Dans le cas où ils refusent l’agrément, ils peuvent soit racheter les parts du cédant, soit lui proposer un nouvel acquéreur, soit faire racheter les parts par la société immobilière elle-même. Dans tous les cas, même s’il faut leur agrément, ils n’ont pas le droit de faire obstacle à la cession. Cette mesure leur permet uniquement de ne pas voir débarquer un inconnu qui interviendra dans la vie de leur société. L’agrément est l’une des contraintes d’une cession de société immobilière.

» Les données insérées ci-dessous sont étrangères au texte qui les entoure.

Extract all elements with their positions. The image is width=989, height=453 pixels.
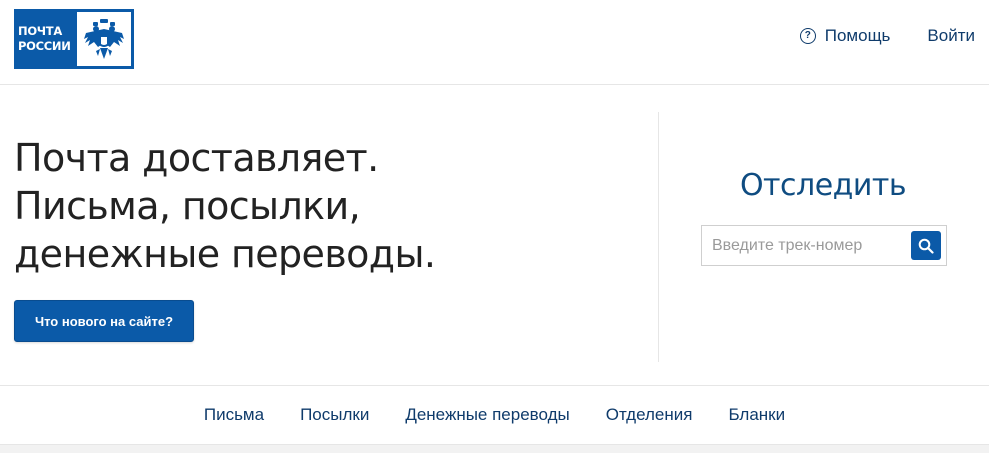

Il faut également rédiger un acte de cession qui sera signé pour certifier la cession de la société immobilière. La rédaction de cet acte peut être confiée à un notaire, mais le cédant peut également la rédiger lui-même en suivant un modèle bien précis. Cette opération peut également s’avérer assez contraignante. Il faut aussi définir la formule pour le calcul de la valeur de la société immobilière, et déterminer la valeur du bien. L’acte de cession signé, il faut faire de la publicité afin de signifier le changement de propriétés. Il faut noter que pour une cession, la fiscalité applique un taux de 5 % sur la plus-value du bien immobilier. Mais cette plus-value, sur laquelle sera calculé la taxe fiscale prend en compte les abattements et les amortissements fiscaux dont le cédant a pu profiter durant une certaine période. Le montant de la taxe peut donc être assez élevé. Il faut également prendre en compte l’enregistrement de la cession des parts.